Norfolk Southern shareholders should elect five of an activist investor’s seven board candidates but retain embattled CEO Alan Shaw, proxy advisory firm Institutional Shareholder Services recommended today.
If institutional shareholders follow the ISS guidance at the NS annual meeting on May 9, it would leave Ancora Holdings two seats short of a majority on the railroad’s 13-member board. And the activist’s CEO candidate, former UPS executive Jim Barber Jr., would be left out.
“Although it appears that the dissident’s position has resonated with shareholders, and that many of those shareholders view this contest as an all-or-nothing affair, we find that questions about the management and direction of the company would be best answered by a reconfigured board with more extensive and balanced industry expertise and the benefit of access to all available information,” ISS said in its 33-page report.
On Sunday, the other proxy advisory firm, Glass Lewis, recommended that shareholders back six of Ancora’s candidates, including Barber [see “Influential proxy advisory firm recommends …,” Trains News Wire, April 29, 2024]. The proxy firms’ recommendations are influential with the passive institutional investors who hold nearly 20% of Norfolk Southern’s shares, analysts say.
Like Glass Lewis, ISS recommended that shareholders oust NS independent Chair Amy Miles. But ISS said investors should retain board member Claude Mongeau, the former Canadian National CEO.
The report also says that shareholders should back Ancora candidates with experience that would strengthen the NS board: Former Surface Transportation Board member William Clyburn, former Kansas City Southern and CN executive Sameh Fahmy, former Ohio Gov.
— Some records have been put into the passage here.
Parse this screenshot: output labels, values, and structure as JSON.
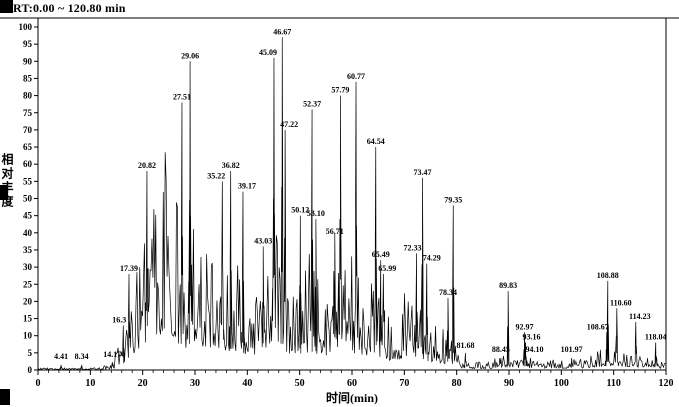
{
  "header": {
    "rt_label": "RT:0.00 ~ 120.80 min"
  },
  "axes": {
    "y_label": "相对丰度",
    "x_label": "时间(min)",
    "y_ticks": [
      0,
      5,
      10,
      15,
      20,
      25,
      30,
      35,
      40,
      45,
      50,
      55,
      60,
      65,
      70,
      75,
      80,
      85,
      90,
      95,
      100
    ],
    "x_ticks": [
      0,
      10,
      20,
      30,
      40,
      50,
      60,
      70,
      80,
      90,
      100,
      110,
      120
    ]
  },
  "colors": {
    "trace": "#000000",
    "background": "#ffffff",
    "text": "#000000"
  },
  "chart_data": {
    "type": "line",
    "title": "",
    "xlabel": "时间(min)",
    "ylabel": "相对丰度",
    "xlim": [
      0,
      120
    ],
    "ylim": [
      0,
      100
    ],
    "rt_range": "RT:0.00 ~ 120.80 min",
    "peaks": [
      {
        "label": "4.41",
        "t": 4.41,
        "h": 1.5,
        "ly": -3
      },
      {
        "label": "8.34",
        "t": 8.34,
        "h": 1.5,
        "ly": -3
      },
      {
        "label": "14.17",
        "t": 14.17,
        "h": 2,
        "ly": -3
      },
      {
        "label": "16.3",
        "t": 16.3,
        "h": 13,
        "lx": -4
      },
      {
        "label": "17.39",
        "t": 17.39,
        "h": 28
      },
      {
        "label": "20.82",
        "t": 20.82,
        "h": 58
      },
      {
        "label": "27.51",
        "t": 27.51,
        "h": 78
      },
      {
        "label": "29.06",
        "t": 29.06,
        "h": 90
      },
      {
        "label": "35.22",
        "t": 35.22,
        "h": 55,
        "lx": -6
      },
      {
        "label": "36.82",
        "t": 36.82,
        "h": 58
      },
      {
        "label": "39.17",
        "t": 39.17,
        "h": 52,
        "lx": 4
      },
      {
        "label": "43.03",
        "t": 43.03,
        "h": 36
      },
      {
        "label": "45.09",
        "t": 45.09,
        "h": 91,
        "lx": -6
      },
      {
        "label": "46.67",
        "t": 46.67,
        "h": 97
      },
      {
        "label": "47.22",
        "t": 47.22,
        "h": 70,
        "lx": 4
      },
      {
        "label": "50.12",
        "t": 50.12,
        "h": 45
      },
      {
        "label": "52.37",
        "t": 52.37,
        "h": 76
      },
      {
        "label": "53.10",
        "t": 53.1,
        "h": 44
      },
      {
        "label": "56.71",
        "t": 56.71,
        "h": 40,
        "ly": 4
      },
      {
        "label": "57.79",
        "t": 57.79,
        "h": 80
      },
      {
        "label": "60.77",
        "t": 60.77,
        "h": 84
      },
      {
        "label": "64.54",
        "t": 64.54,
        "h": 65
      },
      {
        "label": "65.49",
        "t": 65.49,
        "h": 32
      },
      {
        "label": "65.99",
        "t": 65.99,
        "h": 28,
        "lx": 4
      },
      {
        "label": "72.33",
        "t": 72.33,
        "h": 34,
        "lx": -4
      },
      {
        "label": "73.47",
        "t": 73.47,
        "h": 56
      },
      {
        "label": "74.29",
        "t": 74.29,
        "h": 31,
        "lx": 5
      },
      {
        "label": "78.34",
        "t": 78.34,
        "h": 21
      },
      {
        "label": "79.35",
        "t": 79.35,
        "h": 48
      },
      {
        "label": "81.68",
        "t": 81.68,
        "h": 5,
        "ly": -2
      },
      {
        "label": "88.45",
        "t": 88.45,
        "h": 3.5,
        "ly": -3
      },
      {
        "label": "89.83",
        "t": 89.83,
        "h": 23
      },
      {
        "label": "92.97",
        "t": 92.97,
        "h": 11
      },
      {
        "label": "93.16",
        "t": 93.16,
        "h": 8,
        "lx": 6
      },
      {
        "label": "94.10",
        "t": 94.1,
        "h": 3.5,
        "lx": 4,
        "ly": -3
      },
      {
        "label": "101.97",
        "t": 101.97,
        "h": 3.5,
        "ly": -3
      },
      {
        "label": "108.67",
        "t": 108.67,
        "h": 11,
        "lx": -9
      },
      {
        "label": "108.88",
        "t": 108.88,
        "h": 26
      },
      {
        "label": "110.60",
        "t": 110.6,
        "h": 18,
        "lx": 4
      },
      {
        "label": "114.23",
        "t": 114.23,
        "h": 14,
        "lx": 4
      },
      {
        "label": "118.04",
        "t": 118.04,
        "h": 8
      }
    ],
    "noise_envelope": [
      [
        0,
        0.6
      ],
      [
        12,
        0.8
      ],
      [
        14,
        2
      ],
      [
        15,
        5
      ],
      [
        16,
        10
      ],
      [
        17,
        18
      ],
      [
        18,
        30
      ],
      [
        19,
        38
      ],
      [
        20,
        48
      ],
      [
        21,
        58
      ],
      [
        22,
        68
      ],
      [
        23,
        62
      ],
      [
        24,
        72
      ],
      [
        25,
        66
      ],
      [
        26,
        58
      ],
      [
        27,
        50
      ],
      [
        28,
        42
      ],
      [
        30,
        52
      ],
      [
        32,
        40
      ],
      [
        34,
        42
      ],
      [
        36,
        38
      ],
      [
        38,
        34
      ],
      [
        40,
        30
      ],
      [
        42,
        30
      ],
      [
        44,
        42
      ],
      [
        46,
        40
      ],
      [
        48,
        32
      ],
      [
        50,
        32
      ],
      [
        52,
        34
      ],
      [
        54,
        26
      ],
      [
        56,
        30
      ],
      [
        58,
        30
      ],
      [
        60,
        34
      ],
      [
        62,
        27
      ],
      [
        64,
        30
      ],
      [
        66,
        22
      ],
      [
        68,
        16
      ],
      [
        70,
        24
      ],
      [
        72,
        22
      ],
      [
        74,
        18
      ],
      [
        76,
        13
      ],
      [
        78,
        12
      ],
      [
        80,
        8
      ],
      [
        81,
        4
      ],
      [
        83,
        2.5
      ],
      [
        86,
        3
      ],
      [
        89,
        4.5
      ],
      [
        91,
        4
      ],
      [
        93,
        4
      ],
      [
        96,
        3
      ],
      [
        99,
        3
      ],
      [
        102,
        3
      ],
      [
        105,
        4
      ],
      [
        107,
        6
      ],
      [
        109,
        8
      ],
      [
        111,
        6
      ],
      [
        113,
        6
      ],
      [
        115,
        4.5
      ],
      [
        117,
        4
      ],
      [
        119,
        3
      ],
      [
        120,
        2
      ]
    ]
  }
}
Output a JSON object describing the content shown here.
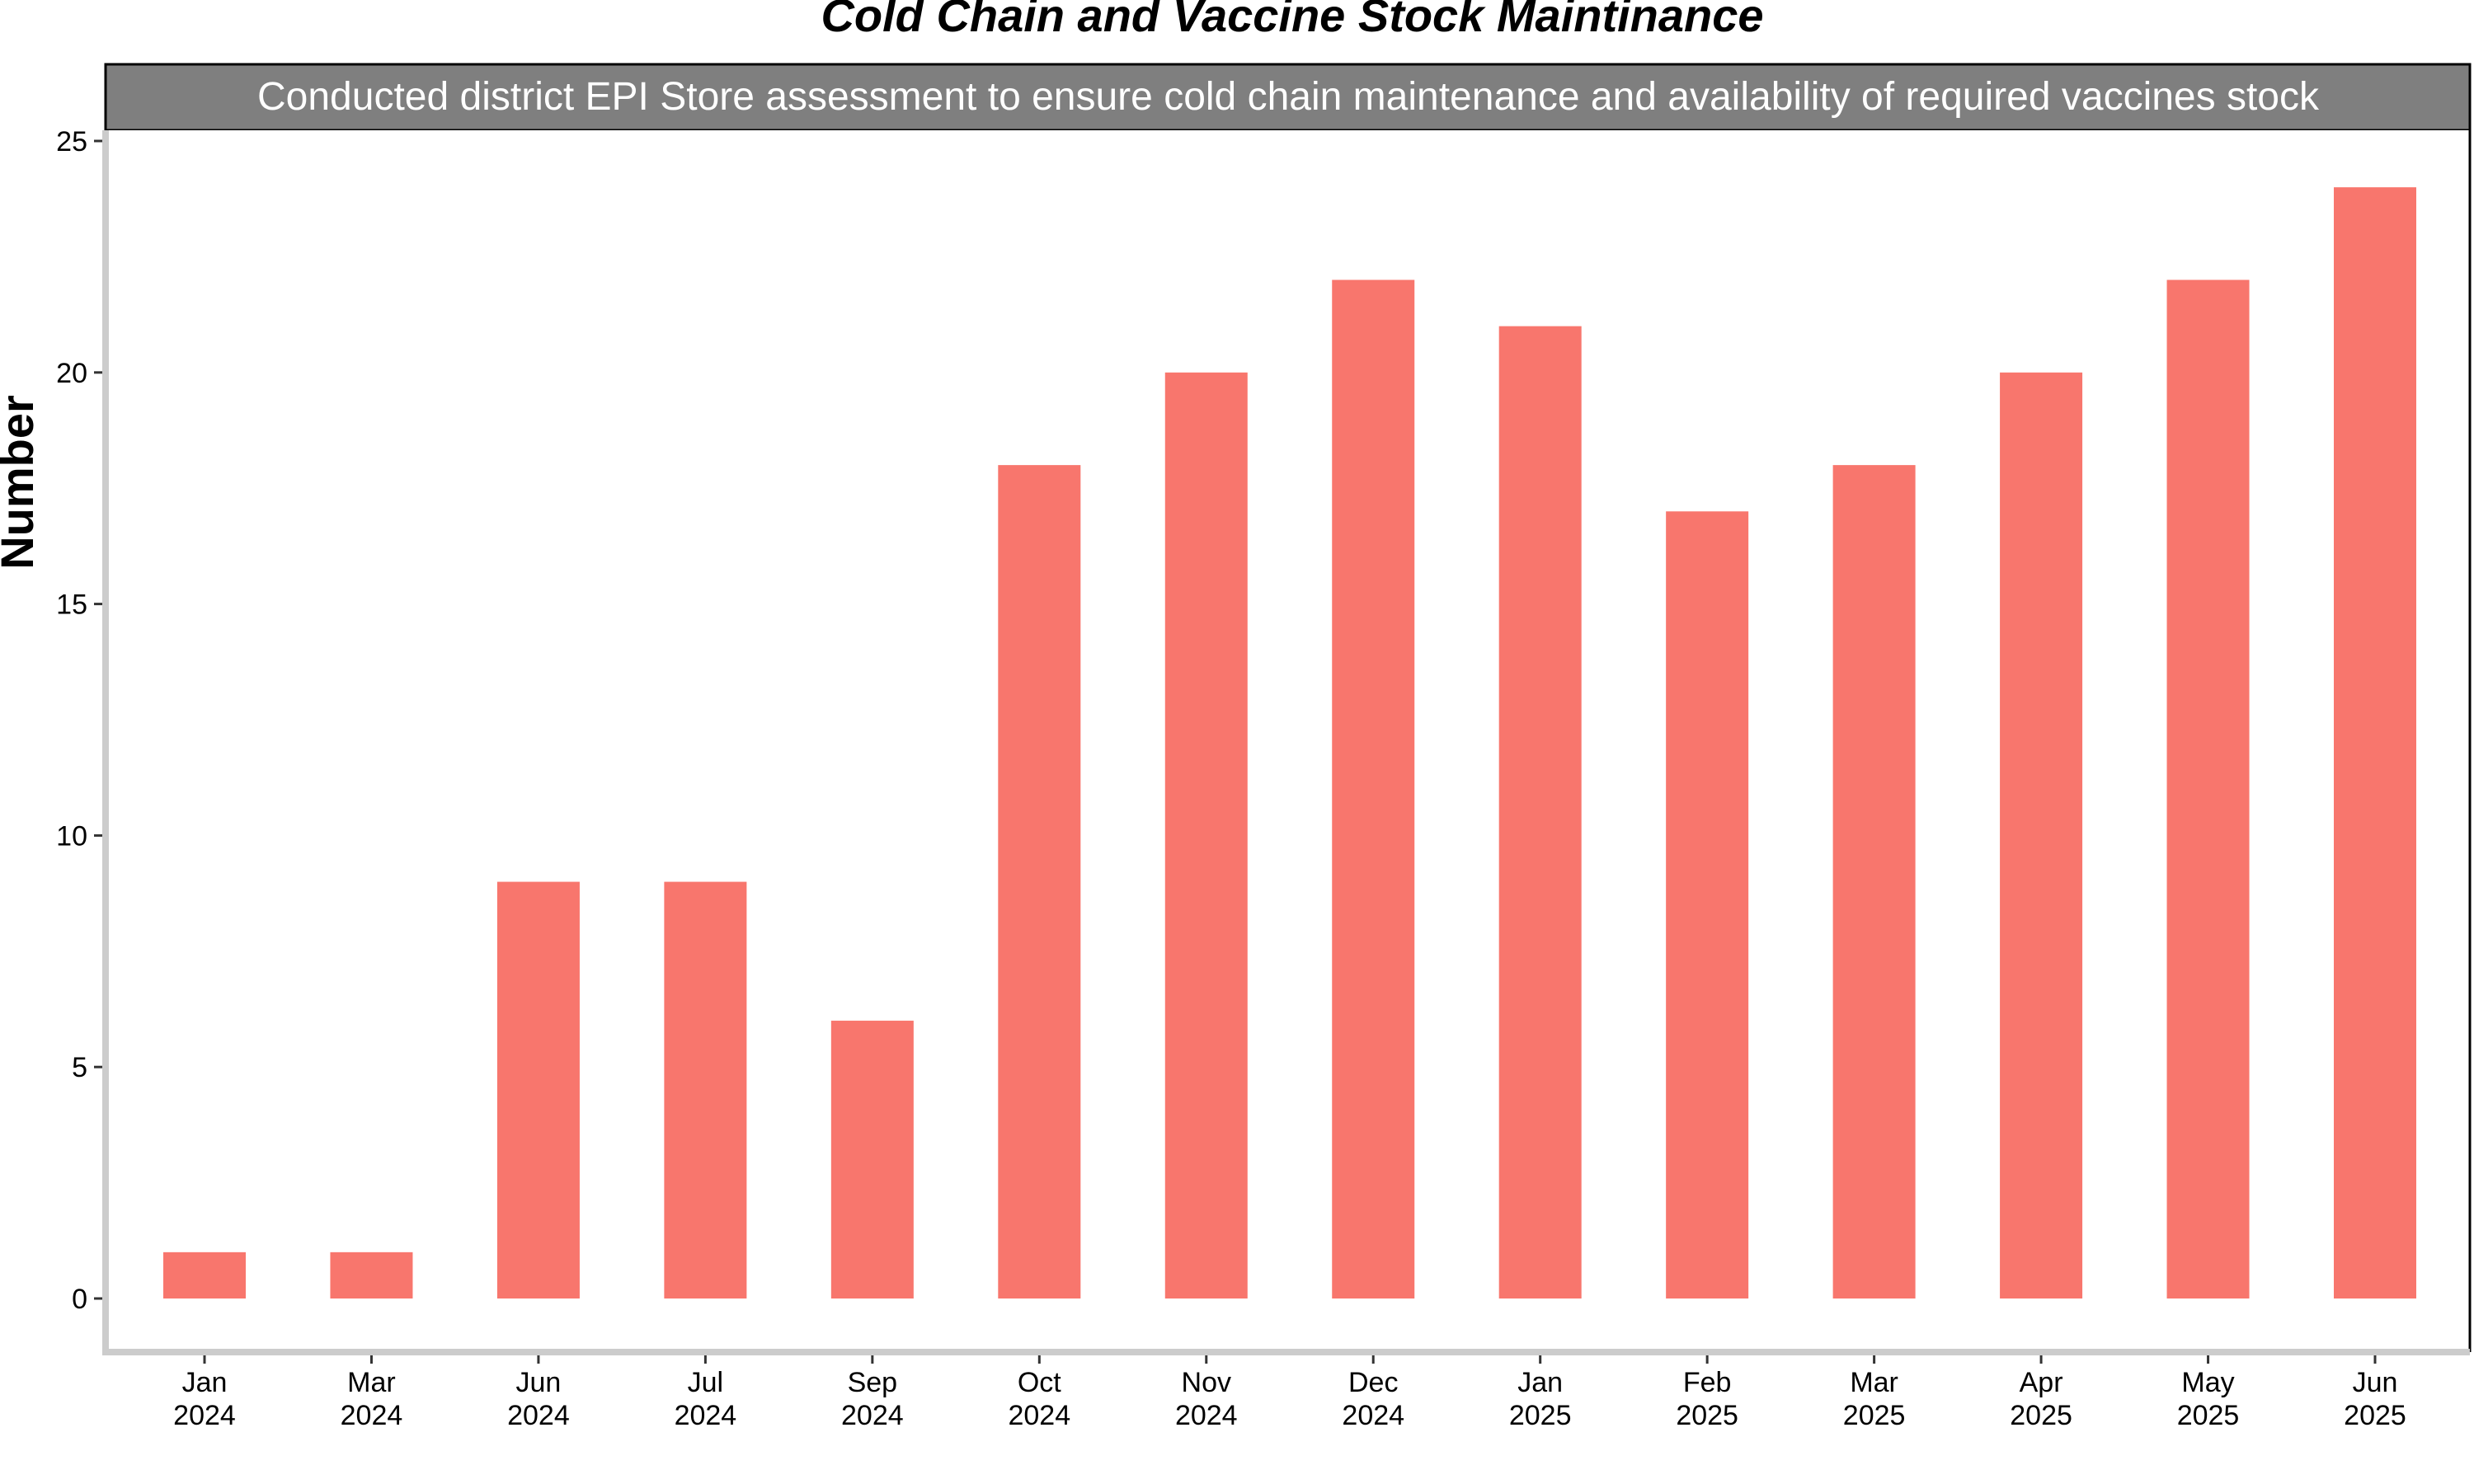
{
  "chart_data": {
    "type": "bar",
    "title": "Cold Chain and Vaccine Stock Maintinance",
    "facet_label": "Conducted district EPI Store assessment to ensure cold chain maintenance and availability of required vaccines stock",
    "xlabel": "",
    "ylabel": "Number",
    "categories": [
      [
        "Jan",
        "2024"
      ],
      [
        "Mar",
        "2024"
      ],
      [
        "Jun",
        "2024"
      ],
      [
        "Jul",
        "2024"
      ],
      [
        "Sep",
        "2024"
      ],
      [
        "Oct",
        "2024"
      ],
      [
        "Nov",
        "2024"
      ],
      [
        "Dec",
        "2024"
      ],
      [
        "Jan",
        "2025"
      ],
      [
        "Feb",
        "2025"
      ],
      [
        "Mar",
        "2025"
      ],
      [
        "Apr",
        "2025"
      ],
      [
        "May",
        "2025"
      ],
      [
        "Jun",
        "2025"
      ]
    ],
    "values": [
      1,
      1,
      9,
      9,
      6,
      18,
      20,
      22,
      21,
      17,
      18,
      20,
      22,
      24
    ],
    "ylim": [
      0,
      25
    ],
    "yticks": [
      0,
      5,
      10,
      15,
      20,
      25
    ],
    "grid": false,
    "legend": "none",
    "colors": {
      "bar": "#F8766D",
      "strip_background": "#7f7f7f",
      "axis": "#cccccc",
      "border": "#000000"
    }
  }
}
John Kasich, rail financier Gil Lamphere, and former Wall Street transportation analyst Allison Landry.
“Although we are not supporting dissident nominee and CEO selection James Barber, he appears to be a capable candidate with experience and skills that should be transferable to the railroad industry, which makes him a credible director and CEO candidate,” ISS said. “However, adding him to the board at this juncture risks creating a dynamic that could delay the board’s ability to reach a needed compromise.”
Ancora has sought to gain control of the NS board and oust Shaw and new Chief Operating Officer John Orr, citing the railroad’s lagging financial and operational performance, as well as its response to the disastrous 2023 hazardous materials derailment in East Palestine, Ohio.
Ancora has proposed a full-blown implementation of the low-cost Precision Scheduled Railroading operating model, with former CSX operations boss Jamie Boychuk as chief operating officer.
NS wants to stick with Shaw’s resilience strategy, which was launched just weeks before the wreck in East Palestine. Shaw says his strategy is a balanced approach to service, productivity, and growth with safety at its core. It relies on a PSR-based operating model, he contends, but involves keeping engineers and conductors on the payroll during freight downturns so that the railroad can maintain service levels, capture volume as it returns, and avoid the costly service meltdowns that drive shipments to the highway.
NS and Ancora are both targeting a sub-60% operating ratio, but NS says its more measured approach would take a year longer.
“Although there is a clear case for change, NSC is not a broken company, and operational performance does not reflect a situation so dire as to suggest that a change in board control and an accompanying overhaul of strategy and leadership is immediately required,” ISS said.
ISS said it had serious concerns with the board’s oversight and accountability at the railroad. But it also acknowledged that the rollout of Shaw’s “novel strategy” was complicated by East Palestine.
“The prevailing strategy appears to be logical, particularly when considered alongside evolving views on rail service, and it was not entirely unsuccessful during the initial phase of the CEO’s tenure,” ISS said.
Yet ISS said East Palestine unmasked problems at NS. “The derailment set back operations, but also exposed numerous reasons for shareholders to believe that their best interests were not being prioritized. These beliefs have only been reinforced by the board’s defensive actions in this proxy contest, and its approach to other governance matters,” ISS said.
Norfolk Southern said the ISS report was “a clear endorsement of the company’s management and strategy.”
Ancora said the ISS and Glass Lewis recommendations were an indication of the need for change at NS.
“The leading proxy advisory firms have collectively sent a clear message about the need for significant, shareholder-driven change at Norfolk Southern,” Ancora CEO Frederick DiSanto and Ancora Alternatives President James Chadwick said in a statement. “On the heels of Glass Lewis recommending six of our seven director candidates, including proposed CEO Jim Barber, we are pleased to see ISS conclude that it’s ‘justifiable for shareholders who have already lost faith in the current management team to support the entire dissident slate.’ Both proxy advisory firms accurately diagnosed that Norfolk Southern has been plagued by disappointing corporate governance, misaligned executive compensation, poor safety and an unproven operating strategy that hasn’t produced shareholder value.”
Note: Updated at 12:56 p.m. Central with comment from Ancora.